L’oeuvre de Savdie dialogue également avec une histoire de l’art qu’elle malmène, découpe et réassemble selon sa propre logique carnavalesque. Ses références au Baroque ne relèvent pas de la simple citation érudite : elles constituent une stratégie de réappropriation violente. Dans The Enablers, l’artiste s’inspire du Massacre des Innocents de Rubens, cette composition de 1611 où les corps s’entremêlent dans une chorégraphie tragique [1]. Chez Rubens, l’enchevêtrement des chairs sert à représenter l’horreur d’un infanticide collectif, la violence d’État exercée sur les plus vulnérables. Savdie conserve cette structure compositionnelle où les corps perdent leur individualité pour former une masse organique convulsive, mais évacue le pathos religieux pour le remplacer par une ambiguïté radicale.

Cette relation au Baroque s’étend à Francisco de Goya, dont l’oeuvre hante plusieurs peintures de Savdie. Dans Baths of Synovia, elle revisite l’eau-forte “Aguarda que te unten” de la série Los Caprichos, où un gobelin et une femme borgne maintiennent une chèvre qui tente de s’envoler. Chez Goya, cette scène appartient à un univers de sorcellerie et de superstition que le peintre espagnol tournait en dérision dans sa critique des Lumières trahies. Savdie conserve l’étrangeté de la scène, sa violence sourde, mais la transpose dans un registre où la métamorphose n’est plus malédiction mais possibilité, où le corps qui se déforme n’est plus victime mais acteur de sa propre reconfiguration.

Cette réinterprétation des maîtres baroques n’est pas un simple exercice stylistique. Elle révèle comment Savdie utilise l’histoire de l’art comme un arsenal dans une guerre esthétique contre les hiérarchies visuelles. En mêlant Rubens à des captures d’écran de TikTok, Goya à des photographies microscopiques de parasites, elle pratique ce qu’on pourrait appeler un collapsus des temporalités. Le Grand Art et la culture populaire, l’imagerie scientifique et le folklore colombien, tout cela se retrouve sur le même plan, écrasé dans une horizontalité qui refuse la verticalité du jugement de goût.
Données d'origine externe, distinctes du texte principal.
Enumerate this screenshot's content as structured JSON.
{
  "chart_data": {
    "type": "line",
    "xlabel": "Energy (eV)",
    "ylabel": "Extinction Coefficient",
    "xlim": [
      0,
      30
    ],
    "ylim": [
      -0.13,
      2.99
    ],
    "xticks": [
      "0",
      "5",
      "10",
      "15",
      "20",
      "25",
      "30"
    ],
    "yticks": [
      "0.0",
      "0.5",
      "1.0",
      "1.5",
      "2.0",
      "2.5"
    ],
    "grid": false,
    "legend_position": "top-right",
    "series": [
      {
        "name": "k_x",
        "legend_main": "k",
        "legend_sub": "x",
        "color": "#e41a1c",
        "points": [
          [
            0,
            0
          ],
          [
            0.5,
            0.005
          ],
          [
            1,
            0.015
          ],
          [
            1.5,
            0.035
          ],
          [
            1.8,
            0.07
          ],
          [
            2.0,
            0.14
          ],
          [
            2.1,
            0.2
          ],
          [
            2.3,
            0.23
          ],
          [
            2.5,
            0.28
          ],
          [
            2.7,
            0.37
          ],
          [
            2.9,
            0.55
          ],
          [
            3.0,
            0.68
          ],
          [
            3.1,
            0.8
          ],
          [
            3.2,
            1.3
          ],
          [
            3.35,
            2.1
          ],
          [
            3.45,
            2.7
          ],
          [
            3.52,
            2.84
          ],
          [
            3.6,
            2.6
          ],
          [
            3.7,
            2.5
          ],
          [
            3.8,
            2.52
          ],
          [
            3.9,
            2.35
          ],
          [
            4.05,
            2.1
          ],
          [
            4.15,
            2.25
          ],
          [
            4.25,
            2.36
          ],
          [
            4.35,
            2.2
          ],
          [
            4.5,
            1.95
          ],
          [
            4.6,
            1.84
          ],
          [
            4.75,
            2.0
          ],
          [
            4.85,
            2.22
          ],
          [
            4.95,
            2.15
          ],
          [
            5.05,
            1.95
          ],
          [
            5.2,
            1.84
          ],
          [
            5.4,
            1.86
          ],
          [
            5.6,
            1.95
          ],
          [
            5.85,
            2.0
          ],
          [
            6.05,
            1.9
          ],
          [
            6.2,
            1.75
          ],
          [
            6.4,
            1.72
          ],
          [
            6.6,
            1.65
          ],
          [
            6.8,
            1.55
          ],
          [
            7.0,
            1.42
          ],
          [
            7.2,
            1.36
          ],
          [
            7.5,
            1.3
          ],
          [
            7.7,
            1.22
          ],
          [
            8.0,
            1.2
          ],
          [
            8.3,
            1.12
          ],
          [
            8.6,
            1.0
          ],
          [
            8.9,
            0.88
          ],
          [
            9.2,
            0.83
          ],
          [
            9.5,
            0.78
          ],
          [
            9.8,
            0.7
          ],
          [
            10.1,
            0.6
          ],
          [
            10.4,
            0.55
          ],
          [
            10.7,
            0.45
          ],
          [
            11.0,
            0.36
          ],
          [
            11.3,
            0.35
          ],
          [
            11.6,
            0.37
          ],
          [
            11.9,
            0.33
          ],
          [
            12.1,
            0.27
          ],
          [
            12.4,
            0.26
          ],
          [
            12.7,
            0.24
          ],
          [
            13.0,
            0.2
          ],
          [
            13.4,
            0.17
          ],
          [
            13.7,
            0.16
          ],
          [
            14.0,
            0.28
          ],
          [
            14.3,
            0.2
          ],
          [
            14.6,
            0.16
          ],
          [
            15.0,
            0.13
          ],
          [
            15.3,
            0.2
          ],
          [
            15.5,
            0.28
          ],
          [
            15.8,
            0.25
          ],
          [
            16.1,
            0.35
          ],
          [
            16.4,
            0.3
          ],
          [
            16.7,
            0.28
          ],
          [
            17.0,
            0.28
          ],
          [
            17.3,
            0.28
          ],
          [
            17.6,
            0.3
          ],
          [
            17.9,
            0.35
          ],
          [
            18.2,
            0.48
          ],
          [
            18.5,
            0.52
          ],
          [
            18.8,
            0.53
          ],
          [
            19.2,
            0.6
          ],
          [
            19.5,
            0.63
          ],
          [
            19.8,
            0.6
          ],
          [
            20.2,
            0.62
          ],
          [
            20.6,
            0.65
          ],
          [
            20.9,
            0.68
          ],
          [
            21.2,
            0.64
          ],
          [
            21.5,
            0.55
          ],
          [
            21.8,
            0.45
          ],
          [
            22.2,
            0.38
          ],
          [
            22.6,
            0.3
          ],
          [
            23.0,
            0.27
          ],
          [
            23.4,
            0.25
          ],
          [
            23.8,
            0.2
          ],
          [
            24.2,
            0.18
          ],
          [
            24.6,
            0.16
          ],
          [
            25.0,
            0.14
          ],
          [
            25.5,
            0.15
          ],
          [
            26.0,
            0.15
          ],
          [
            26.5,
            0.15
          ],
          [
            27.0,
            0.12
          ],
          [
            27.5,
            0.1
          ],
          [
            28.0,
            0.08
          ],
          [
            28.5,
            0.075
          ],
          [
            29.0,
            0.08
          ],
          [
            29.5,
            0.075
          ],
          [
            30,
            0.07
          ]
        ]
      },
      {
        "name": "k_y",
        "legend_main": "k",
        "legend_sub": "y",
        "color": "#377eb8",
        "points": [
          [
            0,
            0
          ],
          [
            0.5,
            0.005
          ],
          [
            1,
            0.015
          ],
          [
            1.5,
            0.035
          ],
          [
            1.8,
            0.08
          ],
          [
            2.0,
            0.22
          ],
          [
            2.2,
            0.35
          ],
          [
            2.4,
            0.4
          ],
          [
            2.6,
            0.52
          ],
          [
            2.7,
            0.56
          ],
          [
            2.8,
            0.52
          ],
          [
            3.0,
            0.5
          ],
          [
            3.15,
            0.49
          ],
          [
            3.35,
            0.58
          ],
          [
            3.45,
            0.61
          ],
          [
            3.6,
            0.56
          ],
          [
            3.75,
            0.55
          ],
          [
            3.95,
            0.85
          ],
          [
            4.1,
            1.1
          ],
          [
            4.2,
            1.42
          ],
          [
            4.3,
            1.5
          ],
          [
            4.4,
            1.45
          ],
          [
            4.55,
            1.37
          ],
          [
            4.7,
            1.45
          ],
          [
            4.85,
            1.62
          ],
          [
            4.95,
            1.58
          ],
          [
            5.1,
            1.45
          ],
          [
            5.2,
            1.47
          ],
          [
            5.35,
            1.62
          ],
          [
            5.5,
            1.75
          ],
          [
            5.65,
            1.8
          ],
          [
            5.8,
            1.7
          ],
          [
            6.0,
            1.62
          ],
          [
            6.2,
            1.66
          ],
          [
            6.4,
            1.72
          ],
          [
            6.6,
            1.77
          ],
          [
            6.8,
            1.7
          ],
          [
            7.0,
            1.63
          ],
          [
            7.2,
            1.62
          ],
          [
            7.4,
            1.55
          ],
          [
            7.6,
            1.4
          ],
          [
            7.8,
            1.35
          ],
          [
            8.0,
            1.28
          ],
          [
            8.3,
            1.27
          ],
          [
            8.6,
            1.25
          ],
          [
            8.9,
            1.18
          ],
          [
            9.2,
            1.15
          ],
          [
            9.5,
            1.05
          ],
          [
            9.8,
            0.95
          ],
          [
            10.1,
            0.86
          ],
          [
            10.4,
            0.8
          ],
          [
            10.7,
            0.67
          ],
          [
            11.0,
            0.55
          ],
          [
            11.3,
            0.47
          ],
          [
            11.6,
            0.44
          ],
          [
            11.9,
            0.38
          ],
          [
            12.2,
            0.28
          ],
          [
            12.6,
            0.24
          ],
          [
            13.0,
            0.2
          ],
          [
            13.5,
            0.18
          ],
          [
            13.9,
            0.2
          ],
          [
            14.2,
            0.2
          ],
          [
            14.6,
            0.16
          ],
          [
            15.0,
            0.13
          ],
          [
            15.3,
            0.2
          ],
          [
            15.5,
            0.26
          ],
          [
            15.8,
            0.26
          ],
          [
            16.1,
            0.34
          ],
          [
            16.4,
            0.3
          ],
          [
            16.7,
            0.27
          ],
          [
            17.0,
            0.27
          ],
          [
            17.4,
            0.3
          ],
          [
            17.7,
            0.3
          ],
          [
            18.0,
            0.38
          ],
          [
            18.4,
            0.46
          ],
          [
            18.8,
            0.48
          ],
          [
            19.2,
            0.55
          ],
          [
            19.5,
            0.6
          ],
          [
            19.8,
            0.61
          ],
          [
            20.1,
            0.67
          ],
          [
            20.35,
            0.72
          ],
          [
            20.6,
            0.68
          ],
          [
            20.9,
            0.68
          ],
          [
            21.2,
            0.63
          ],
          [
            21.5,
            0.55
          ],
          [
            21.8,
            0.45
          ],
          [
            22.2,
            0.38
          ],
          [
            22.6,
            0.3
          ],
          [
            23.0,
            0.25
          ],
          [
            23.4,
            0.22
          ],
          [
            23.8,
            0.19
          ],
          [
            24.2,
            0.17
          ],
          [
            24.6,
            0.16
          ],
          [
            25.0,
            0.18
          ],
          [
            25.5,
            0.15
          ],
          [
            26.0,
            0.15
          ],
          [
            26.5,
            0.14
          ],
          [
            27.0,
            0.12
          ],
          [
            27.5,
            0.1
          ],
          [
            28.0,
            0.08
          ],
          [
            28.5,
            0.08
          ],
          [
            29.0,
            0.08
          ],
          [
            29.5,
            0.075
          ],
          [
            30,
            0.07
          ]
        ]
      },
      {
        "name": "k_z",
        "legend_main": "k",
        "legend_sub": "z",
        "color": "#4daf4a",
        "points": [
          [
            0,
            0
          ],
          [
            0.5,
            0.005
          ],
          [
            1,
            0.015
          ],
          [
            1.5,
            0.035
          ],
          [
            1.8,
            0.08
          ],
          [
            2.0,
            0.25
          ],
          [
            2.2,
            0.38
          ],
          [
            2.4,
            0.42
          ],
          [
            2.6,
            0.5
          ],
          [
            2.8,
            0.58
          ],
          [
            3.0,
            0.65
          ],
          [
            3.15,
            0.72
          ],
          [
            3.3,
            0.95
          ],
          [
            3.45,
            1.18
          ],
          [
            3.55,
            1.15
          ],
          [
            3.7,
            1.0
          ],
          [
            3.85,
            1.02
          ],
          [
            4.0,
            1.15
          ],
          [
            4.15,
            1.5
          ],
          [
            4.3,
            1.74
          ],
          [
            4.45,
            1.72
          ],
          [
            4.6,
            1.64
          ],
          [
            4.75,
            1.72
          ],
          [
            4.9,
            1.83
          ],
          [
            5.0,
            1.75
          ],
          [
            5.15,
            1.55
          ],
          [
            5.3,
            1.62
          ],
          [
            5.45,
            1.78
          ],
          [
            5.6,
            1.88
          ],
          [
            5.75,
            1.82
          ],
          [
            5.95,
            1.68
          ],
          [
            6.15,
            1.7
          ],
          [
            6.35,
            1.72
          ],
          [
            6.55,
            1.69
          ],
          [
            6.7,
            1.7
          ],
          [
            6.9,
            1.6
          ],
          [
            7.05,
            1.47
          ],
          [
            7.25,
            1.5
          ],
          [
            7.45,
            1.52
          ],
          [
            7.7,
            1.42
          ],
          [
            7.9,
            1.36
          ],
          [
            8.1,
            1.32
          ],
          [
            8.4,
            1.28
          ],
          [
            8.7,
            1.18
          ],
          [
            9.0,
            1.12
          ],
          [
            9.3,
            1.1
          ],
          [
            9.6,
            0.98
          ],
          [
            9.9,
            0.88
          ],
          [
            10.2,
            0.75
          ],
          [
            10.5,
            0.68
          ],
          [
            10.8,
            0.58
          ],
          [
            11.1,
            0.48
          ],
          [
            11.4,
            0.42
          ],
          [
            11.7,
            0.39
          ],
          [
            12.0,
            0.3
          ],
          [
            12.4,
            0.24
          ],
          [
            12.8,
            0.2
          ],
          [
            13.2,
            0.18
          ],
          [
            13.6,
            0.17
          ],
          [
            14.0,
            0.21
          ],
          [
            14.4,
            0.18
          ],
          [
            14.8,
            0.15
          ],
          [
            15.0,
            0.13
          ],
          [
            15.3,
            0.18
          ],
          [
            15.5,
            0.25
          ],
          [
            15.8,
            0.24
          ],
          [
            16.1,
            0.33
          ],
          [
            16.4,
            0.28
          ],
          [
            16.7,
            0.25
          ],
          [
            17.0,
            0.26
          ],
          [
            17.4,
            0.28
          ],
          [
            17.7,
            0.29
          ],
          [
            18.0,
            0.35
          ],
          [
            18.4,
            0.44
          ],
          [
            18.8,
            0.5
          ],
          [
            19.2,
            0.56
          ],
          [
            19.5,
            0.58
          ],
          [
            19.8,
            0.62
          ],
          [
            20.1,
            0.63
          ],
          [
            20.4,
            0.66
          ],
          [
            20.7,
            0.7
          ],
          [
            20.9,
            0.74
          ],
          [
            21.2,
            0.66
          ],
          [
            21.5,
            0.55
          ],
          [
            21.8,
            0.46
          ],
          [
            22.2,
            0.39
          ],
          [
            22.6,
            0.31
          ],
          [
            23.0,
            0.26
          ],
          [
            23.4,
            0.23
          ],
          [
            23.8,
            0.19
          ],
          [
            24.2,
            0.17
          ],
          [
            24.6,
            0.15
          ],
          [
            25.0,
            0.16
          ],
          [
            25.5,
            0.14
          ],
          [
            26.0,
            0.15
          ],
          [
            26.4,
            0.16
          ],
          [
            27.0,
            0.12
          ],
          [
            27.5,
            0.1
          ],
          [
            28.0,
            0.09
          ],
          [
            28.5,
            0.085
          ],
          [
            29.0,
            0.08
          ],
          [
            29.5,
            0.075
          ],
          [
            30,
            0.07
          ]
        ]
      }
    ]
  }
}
Les peintures de Savdie utilisent des couleurs qui agressent l’oeil : roses bonbon, verts fluo, jaunes acides, bleus électriques. Cette palette, que l’artiste revendique comme issue de son enfance à Barranquilla et de son exposition au Carnaval, fonctionne comme un piège visuel. Elle séduit d’abord le regard par son exubérance, sa générosité chromatique, avant de révéler progressivement l’inquiétude qui sourd de ces compositions. Savdie elle-même l’a dit : “L’excès de couleur ressemble à une subversion séduisante” [2]. Cette séduction constitue une tactique, un moyen d’amener le spectateur à regarder ce qu’il préférerait éviter : la fragilité des corps, leur porosité, leur perpétuelle menace de dissolution.

Le carnaval de Barranquilla occupe une place centrale dans la généalogie esthétique de Savdie. Cette célébration, deuxième plus grand carnaval du monde après Rio, représente une inversion temporaire de l’ordre social, un moment où les hiérarchies s’effondrent et où le grotesque devient roi. La figure de la Marimonda, ce personnage masqué mi-singe mi-éléphant au nez phallique, hante l’oeuvre de Savdie depuis l’enfance. Créée par les classes populaires pour se moquer des élites oppressives, la Marimonda incarne la résistance par la dérision, le pouvoir subversif de l’exagération corporelle. Savdie a déclaré : “J’ai adoré ce concept d’exagération du corps comme forme de moquerie et de la moquerie comme forme de protestation” [3].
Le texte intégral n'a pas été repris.